Allende's In the Midst of Winter brings together three different characters in the middle of a blizzard in Brooklyn. Thrown together seemingly by chance, they exchange their stories and share experiences as they try to solve a rather immediate problem. Richard, stuffy academic that he seems, hides a deeply shameful past in Rio de Janeiro; Evelyn, undocumented and scared has survived horrors on her journey from Guatemala to America; and Lucia, who escaped Santiago and is still looking for something. Lucia is Richard's tenant and their relationship is distant, but they are brought closer together when Richard accidentally hits Evelyn's car and she comes to his house seeking for help. As they try to help their stories come to the surface and Allende frequently flits between the past and the present, as well as between the different characters. Although this can initially be a little bit confusing, it really pays off as it shows how many hidden depths every person has, how much suffering hides behind a face and how much we may have in common despite our vast differences. As Allende unravels their backstories, the reader becomes more and more invested in these characters and more desperate for their problem to resolve itself.

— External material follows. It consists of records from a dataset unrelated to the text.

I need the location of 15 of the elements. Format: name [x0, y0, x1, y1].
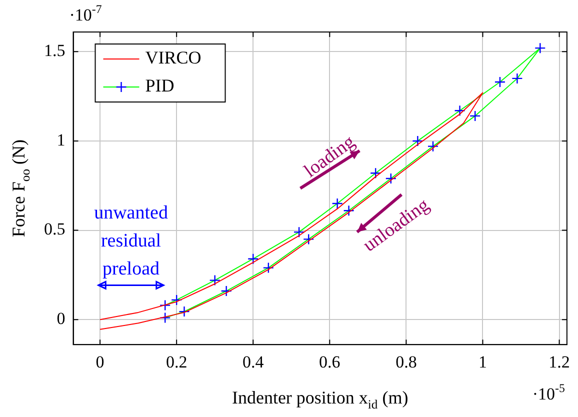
x-tick-label: 0.8	[396, 352, 417, 372]
x-tick-label: 0.4	[242, 352, 264, 372]
y-axis-title: Force Foo (N)	[8, 140, 33, 238]
x-tick-label: 0.2	[166, 352, 188, 372]
y-tick-label: 1	[56, 130, 66, 150]
y-tick-label: 0.5	[44, 220, 66, 239]
legend-label: VIRCO	[145, 48, 202, 68]
annotation: unwanted residual preload	[94, 202, 168, 280]
x-tick-label: 1	[478, 352, 487, 372]
x-tick-label: 0	[96, 352, 104, 372]
y-tick-label: 1.5	[44, 41, 66, 60]
x-tick-label: 1.2	[548, 352, 570, 372]
x-tick-label: 0.6	[319, 352, 340, 372]
legend-label: PID	[145, 76, 174, 96]
y-tick-label: 0	[56, 309, 66, 328]
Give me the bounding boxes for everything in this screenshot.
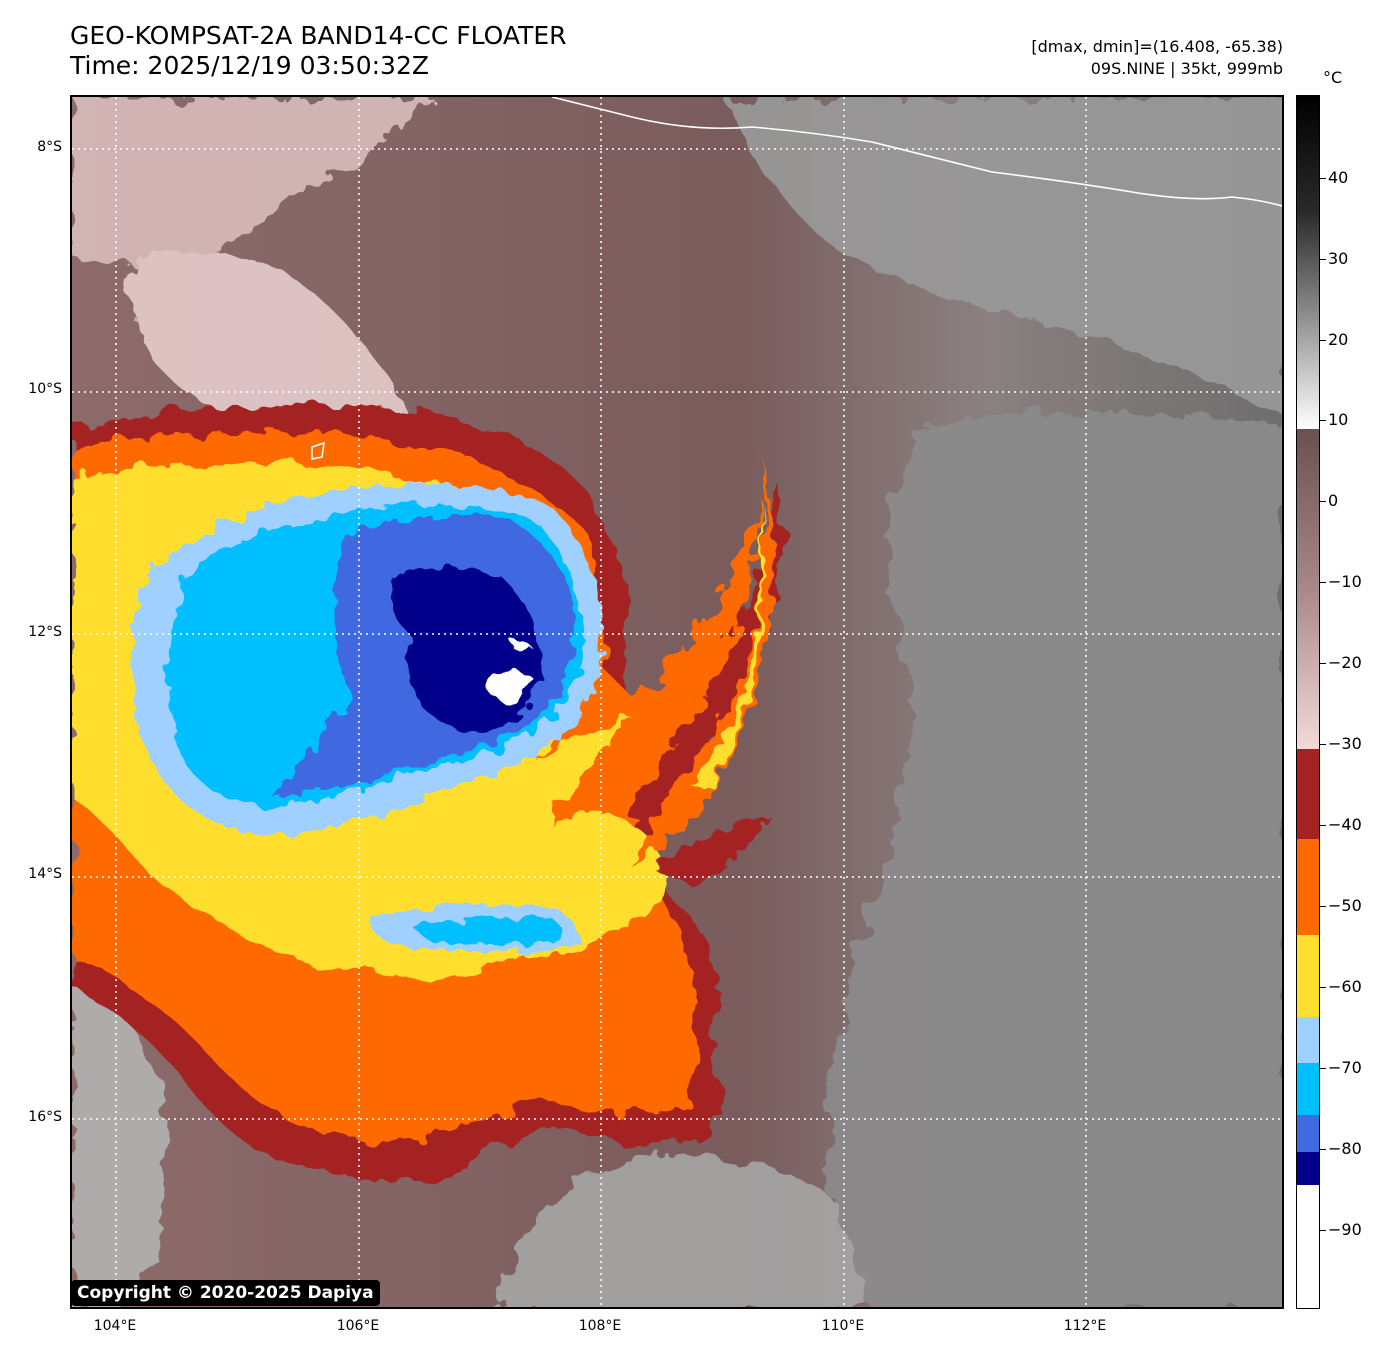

Most of Isabel Allende's books that I have read were of that most wonderful of genres, Magical Realism. In the Midst of Winter is not that, but rather falls along the lines of Historical Fiction. However, Allende manages to infuse many of its scenes with a similar magic and beauty. Her South-America is one of both wonder and fear, just as her people are both horrid and loving. She maintains that fine balance for most of the book, and it is a truly fine balance to strike. I'm about to talk about something which the blurb already mentions and I therefore feel I can discuss as well, but it is technically a spoiler so if you really don't want to know, perhaps skip the rest of this paragraph. A large part of In the Midst of Winter is dedicated to the "love story" between Richard and Lucia and I simply couldn't have cared less for it. Usually this is a criticism I direct at YA novels and I'm frustrated that it applies so well in this case as well. Allende has a fascinating story that allows her to dig into some really crucial topics and yet I have to care for this love story? Both of those characters are more interesting apart from each other, and actually Evelyn is more interesting than either of them. I felt like Allende's focus on this betrayed the novel's potential and also went against some of the characterisation she had put in place. It really didn't work for me and left me disappointed in the novel. It may be completely different for other readers, but it felt utterly unnecessary to me.

I give this novel...

3 Universes!

I loved certain aspects of In the Midst of Winter and it has shook parts of me to the core. Allende's novel holds some crucial lessons about the truth of the fate of refugees. However, I felt some of Allende's plot choices betrayed what the novel could have been. I would recommend it to those interested in South-America and refugees, as well as Historical Fiction.